Not too sure what Google hits I’ll get for talking about a water board but the video on this is very very cool
Not entirely sure what it would be used for though…
http://www.baekdal.com/future/Interaction-Design/interactive-water/
Just finished Blink by Malcolm Gladwell which is a fascinating read. One of the concepts he discusses is being “in command but out of control”.
The context is a U.S. war game in which Van Riper was placed in command of a rogue state (Red team) engaged in conflict against the U.S. (Blue team). The U.S. had overwhelming numbers and data, and the Red team needed a way to counter their advantage.
Van Riper achieved this in part by going against the conventional wisdom of strategy meetings and terminology such as “Operational Net Assessment”. He deployed a messy system of decision making where he provided overall guidance and intent, but the forces were trusted to use their own initiative and wisdom to make rapid decisions and rapid assessments without having to constantly explain themselves.

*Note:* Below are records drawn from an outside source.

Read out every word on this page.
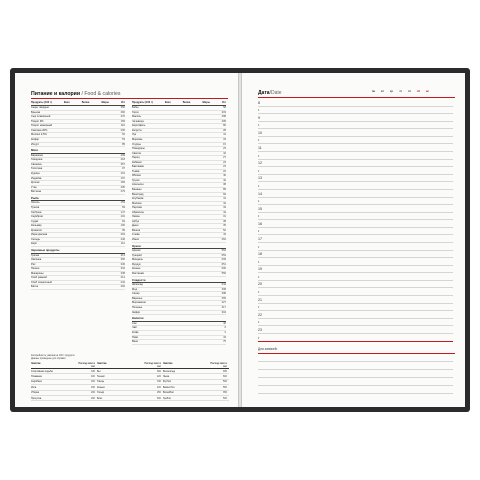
Питание и калории / Food & calories
Продукты (100 г)	Ккал	Белки	Жиры	Угл
Сыры твердые	350
Брынза	260
Сыр плавленый	270
Творог 9%	159
Творог нежирный	110
Сметана 20%	206
Молоко 2,5%	52
Кефир	53
Йогурт	85
Мясо
Баранина	209
Говядина	218
Свинина	357
Телятина	97
Курица	161
Индейка	197
Кролик	183
Утка	405
Ветчина	279
Рыба
Лосось	153
Треска	69
Горбуша	147
Скумбрия	191
Судак	84
Кальмар	100
Креветки	95
Икра красная	263
Сельдь	246
Карп	112
Зерновые продукты
Гречка	313
Овсянка	366
Рис	330
Пшено	334
Макароны	338
Хлеб ржаной	214
Хлеб пшеничный	242
Батон	262
Продукты (100 г)	Ккал	Белки	Жиры	Угл
Бобы	58
Горох	303
Фасоль	298
Чечевица	295
Картофель	80
Капуста	28
Лук	41
Морковь	33
Огурцы	15
Помидоры	23
Свекла	42
Перец	27
Кабачки	23
Баклажан	24
Тыква	22
Яблоки	46
Груши	42
Апельсин	38
Бананы	89
Виноград	69
Клубника	41
Малина	42
Персики	43
Абрикосы	44
Лимон	31
Арбуз	38
Дыня	35
Вишня	52
Слива	43
Изюм	262
Орехи
Арахис	552
Грецкий	654
Миндаль	609
Фундук	651
Кешью	600
Фисташки	556
Сладости
Шоколад	544
Мед	308
Сахар	398
Варенье	265
Мороженое	227
Печенье	417
Зефир	304
Напитки
Сок	46
Чай	0
Кофе	2
Пиво	43
Вино	75
Калорийность указана на 100 г продукта.
Данные приведены для справки.
Занятие	Расход ккал в час
Занятие	Расход ккал в час
Занятие	Расход ккал в час
Спортивная ходьба	340 Бег	600 Велосипед	480
Плавание	400 Теннис	420 Лыжи	600
Аэробика	400 Танцы	340 Футбол	500
Йога	200 Коньки	420 Баскетбол	550
Уборка	200 Гольф	250 Волейбол	350
Прогулка	200 Бокс	600 Гребля	500
Дата/Date	пн	вт	ср	чт	пт	сб	вс
8
•
9
•
10
•
11
•
12
•
13
•
14
•
15
•
16
•
17
•
18
•
19
•
20
•
21
•
22
•
23
•
Для записей:
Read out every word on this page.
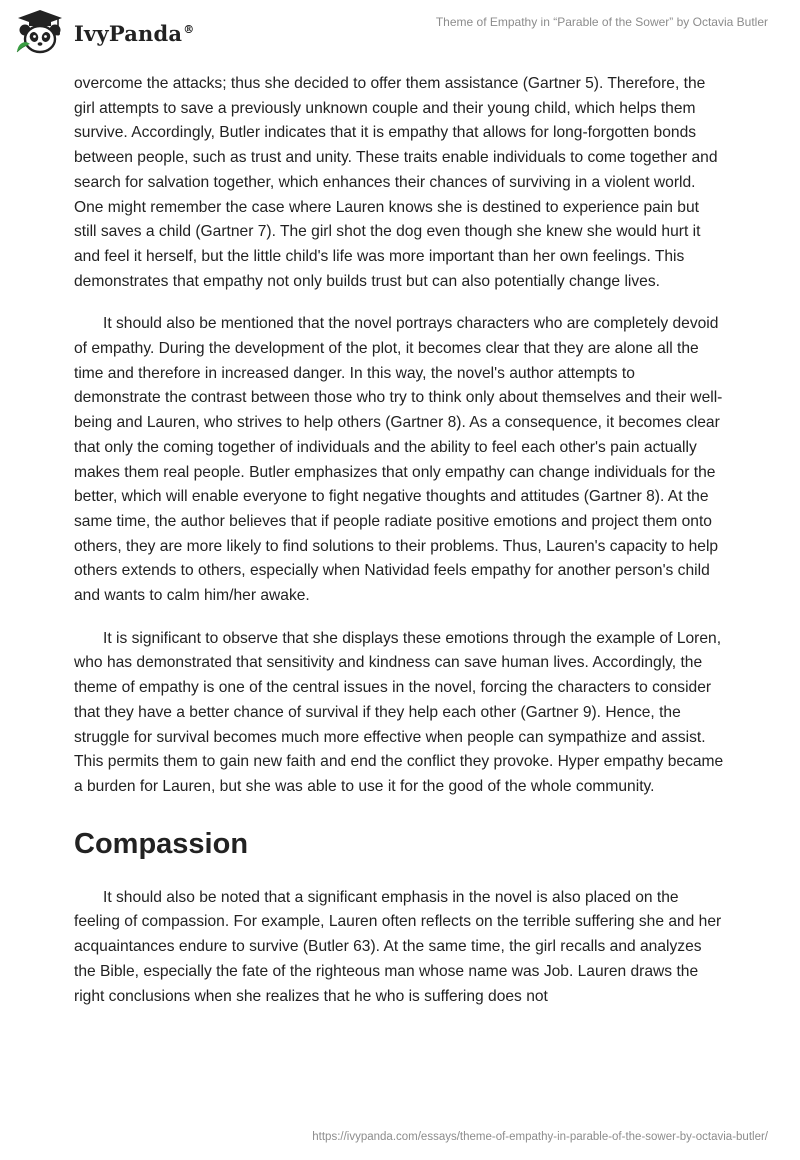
IvyPanda®	Theme of Empathy in “Parable of the Sower” by Octavia Butler

overcome the attacks; thus she decided to offer them assistance (Gartner 5). Therefore, the girl attempts to save a previously unknown couple and their young child, which helps them survive. Accordingly, Butler indicates that it is empathy that allows for long-forgotten bonds between people, such as trust and unity. These traits enable individuals to come together and search for salvation together, which enhances their chances of surviving in a violent world. One might remember the case where Lauren knows she is destined to experience pain but still saves a child (Gartner 7). The girl shot the dog even though she knew she would hurt it and feel it herself, but the little child's life was more important than her own feelings. This demonstrates that empathy not only builds trust but can also potentially change lives.

It should also be mentioned that the novel portrays characters who are completely devoid of empathy. During the development of the plot, it becomes clear that they are alone all the time and therefore in increased danger. In this way, the novel's author attempts to demonstrate the contrast between those who try to think only about themselves and their well-being and Lauren, who strives to help others (Gartner 8). As a consequence, it becomes clear that only the coming together of individuals and the ability to feel each other's pain actually makes them real people. Butler emphasizes that only empathy can change individuals for the better, which will enable everyone to fight negative thoughts and attitudes (Gartner 8). At the same time, the author believes that if people radiate positive emotions and project them onto others, they are more likely to find solutions to their problems. Thus, Lauren's capacity to help others extends to others, especially when Natividad feels empathy for another person's child and wants to calm him/her awake.

It is significant to observe that she displays these emotions through the example of Loren, who has demonstrated that sensitivity and kindness can save human lives. Accordingly, the theme of empathy is one of the central issues in the novel, forcing the characters to consider that they have a better chance of survival if they help each other (Gartner 9). Hence, the struggle for survival becomes much more effective when people can sympathize and assist. This permits them to gain new faith and end the conflict they provoke. Hyper empathy became a burden for Lauren, but she was able to use it for the good of the whole community.

Compassion

It should also be noted that a significant emphasis in the novel is also placed on the feeling of compassion. For example, Lauren often reflects on the terrible suffering she and her acquaintances endure to survive (Butler 63). At the same time, the girl recalls and analyzes the Bible, especially the fate of the righteous man whose name was Job. Lauren draws the right conclusions when she realizes that he who is suffering does not

https://ivypanda.com/essays/theme-of-empathy-in-parable-of-the-sower-by-octavia-butler/
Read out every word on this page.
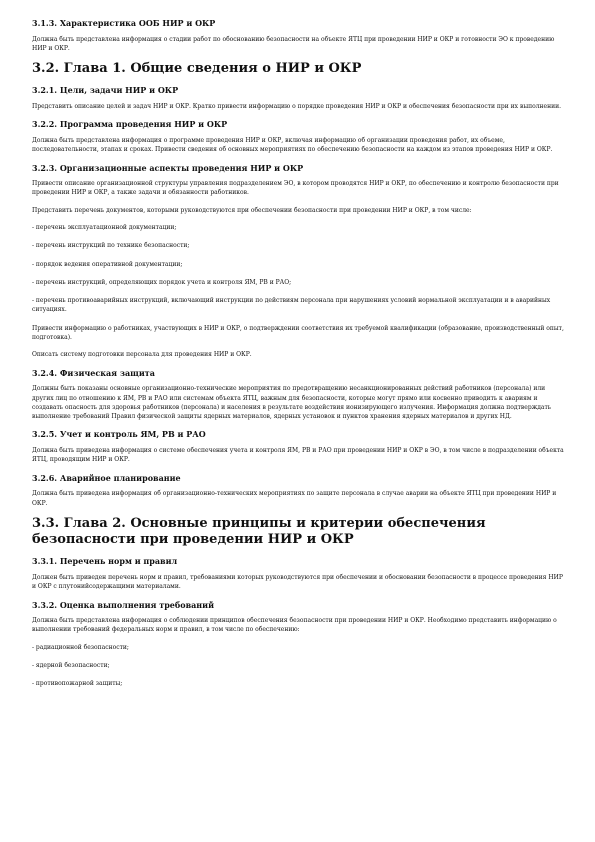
3.1.3. Характеристика ООБ НИР и ОКР

Должна быть представлена информация о стадии работ по обоснованию безопасности на объекте ЯТЦ при проведении НИР и ОКР и готовности ЭО к проведению НИР и ОКР.

3.2. Глава 1. Общие сведения о НИР и ОКР
3.2.1. Цели, задачи НИР и ОКР

Представить описание целей и задач НИР и ОКР. Кратко привести информацию о порядке проведения НИР и ОКР и обеспечения безопасности при их выполнении.

3.2.2. Программа проведения НИР и ОКР

Должна быть представлена информация о программе проведения НИР и ОКР, включая информацию об организации проведения работ, их объеме, последовательности, этапах и сроках. Привести сведения об основных мероприятиях по обеспечению безопасности на каждом из этапов проведения НИР и ОКР.

3.2.3. Организационные аспекты проведения НИР и ОКР

Привести описание организационной структуры управления подразделением ЭО, в котором проводятся НИР и ОКР, по обеспечению и контролю безопасности при проведении НИР и ОКР, а также задачи и обязанности работников.

Представить перечень документов, которыми руководствуются при обеспечении безопасности при проведении НИР и ОКР, в том числе:

- перечень эксплуатационной документации;

- перечень инструкций по технике безопасности;

- порядок ведения оперативной документации;

- перечень инструкций, определяющих порядок учета и контроля ЯМ, РВ и РАО;

- перечень противоаварийных инструкций, включающий инструкции по действиям персонала при нарушениях условий нормальной эксплуатации и в аварийных ситуациях.

Привести информацию о работниках, участвующих в НИР и ОКР, о подтверждении соответствия их требуемой квалификации (образование, производственный опыт, подготовка).

Описать систему подготовки персонала для проведения НИР и ОКР.

3.2.4. Физическая защита

Должны быть показаны основные организационно-технические мероприятия по предотвращению несанкционированных действий работников (персонала) или других лиц по отношению к ЯМ, РВ и РАО или системам объекта ЯТЦ, важным для безопасности, которые могут прямо или косвенно приводить к авариям и создавать опасность для здоровья работников (персонала) и населения в результате воздействия ионизирующего излучения. Информация должна подтверждать выполнение требований Правил физической защиты ядерных материалов, ядерных установок и пунктов хранения ядерных материалов и других НД.

3.2.5. Учет и контроль ЯМ, РВ и РАО

Должна быть приведена информация о системе обеспечения учета и контроля ЯМ, РВ и РАО при проведении НИР и ОКР в ЭО, в том числе в подразделении объекта ЯТЦ, проводящим НИР и ОКР.

3.2.6. Аварийное планирование

Должна быть приведена информация об организационно-технических мероприятиях по защите персонала в случае аварии на объекте ЯТЦ при проведении НИР и ОКР.

3.3. Глава 2. Основные принципы и критерии обеспечения безопасности при проведении НИР и ОКР
3.3.1. Перечень норм и правил

Должен быть приведен перечень норм и правил, требованиями которых руководствуются при обеспечении и обосновании безопасности в процессе проведения НИР и ОКР с плутонийсодержащими материалами.

3.3.2. Оценка выполнения требований

Должна быть представлена информация о соблюдении принципов обеспечения безопасности при проведении НИР и ОКР. Необходимо представить информацию о выполнении требований федеральных норм и правил, в том числе по обеспечению:

- радиационной безопасности;

- ядерной безопасности;

- противопожарной защиты;
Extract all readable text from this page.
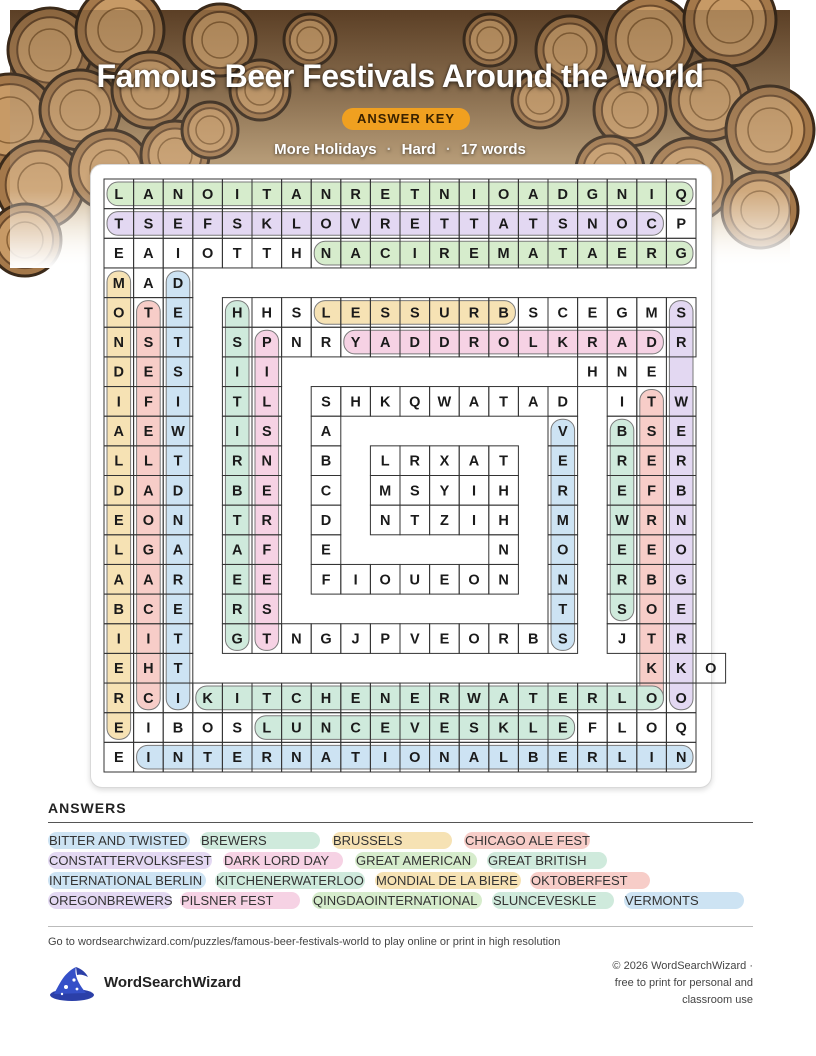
Famous Beer Festivals Around the World
ANSWER KEY
More Holidays · Hard · 17 words
L A N O I T A N R E T N I O A D G N I Q
T S E F S K L O V R E T T A T S N O C P
E A I O T T H N A C I R E M A T A E R G
M A D
O T E	H H S L E S S U R B S C E G M S
N S T	S P N R Y A D D R O L K R A D R
D E S	I I	H N E
I F I	T L	S H K Q W A T A D	I T W
A E W	I S	A	V	B S E
L L T	R N	B	L R X A T	E	R E R
D A D	B E	C	M S Y I H	R	E F B
E O N	T R	D	N T Z I H	M	W R N
L G A	A F	E	N	O	E E O
A A R	E E	F I O U E O N	N	R B G
B C E	R S	T	S O E
I I T	G T N G J P V E O R B S	J T R
E H T	K K O
R C I K I T C H E N E R W A T E R L O O
E I B O S L U N C E V E S K L E F L O Q
E I N T E R N A T I O N A L B E R L I N
ANSWERS
BITTER AND TWISTED BREWERS	BRUSSELS	CHICAGO ALE FEST
CONSTATTERVOLKSFEST DARK LORD DAY GREAT AMERICAN GREAT BRITISH
INTERNATIONAL BERLIN KITCHENERWATERLOO MONDIAL DE LA BIERE OKTOBERFEST
OREGONBREWERS PILSNER FEST	QINGDAOINTERNATIONAL SLUNCEVESKLE VERMONTS
Go to wordsearchwizard.com/puzzles/famous-beer-festivals-world to play online or print in high resolution
WordSearchWizard
© 2026 WordSearchWizard ·
free to print for personal and
classroom use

The key is that the sub-ordinates were trusted to do their job well. Often when talking to clients about Enterprise 2.0 (or even something as basic as instant messaging) I’ll get the feedback that “they might spend all their time messing around”. I have to respectfully suggest they have seemingly well behaved employees up to today, and something as simple as instant messaging turns them into serial time wasters then a) they have the wrong employees and b) they have employed some rather strange people who will transform from productive worker to time waster just because they have discovered instant messaging!
If trust in your employees is a legitimate reason not to deploy Enterprise 2.0 then you have serious problems within your business that need fixing first before you even consider Enterprise 2.0.
In fact – I’d be surprised you’re still trading at all and that some employee hasn’t sold the company CRM data to a competitor.
We see this outside of business to – there has been a pendulum swing recently on the value of setting targets in the public sector. When the Labour government came to power, NHS waiting lists and police accountability were serious issues. Targets were the answers, with the NHS and the police having to meet targets and fill in the required paperwork. They were not able to operate spontaneously as Van Riper’s Red team could – they had to constantly account for what they were doing.
Recently the pendulum has swung back. The targets started to be gamed – and there was serious public concern that police and healthcare professionals were spending far too much time filling in forms and not enough time doing their job. Worse, on occasion the target encouraged un-desirable behaviour, such as only focusing on crime that was easy to solve (such as speeding tickets) in order to boost ‘solve’ figures.
So this has nothing to do with instant messaging, blogs, wikis or social networking. This is about whether or not you trust your employees enough to be in Command but not Control. And if you don’t, is the answer to impose a bureaucracy of targets and accountability or find new employees?
Van Riper’s Red team thoroughly beat the Blue team by the way. The U.S. re-wound the war game and put someone else in charge of Red.
Sometimes you spend so much time thinking about things you over-complicate. Enterprise 2.0 can be very simple.
- Do you believe that there is business value in who you know as well as what you know?
- Do you believe that a strong network of contacts can help you get things done and make things happen?
- Would you like to help your employees get things done and make things happen?
If so, then the question is not why would you use social software, but why would you not?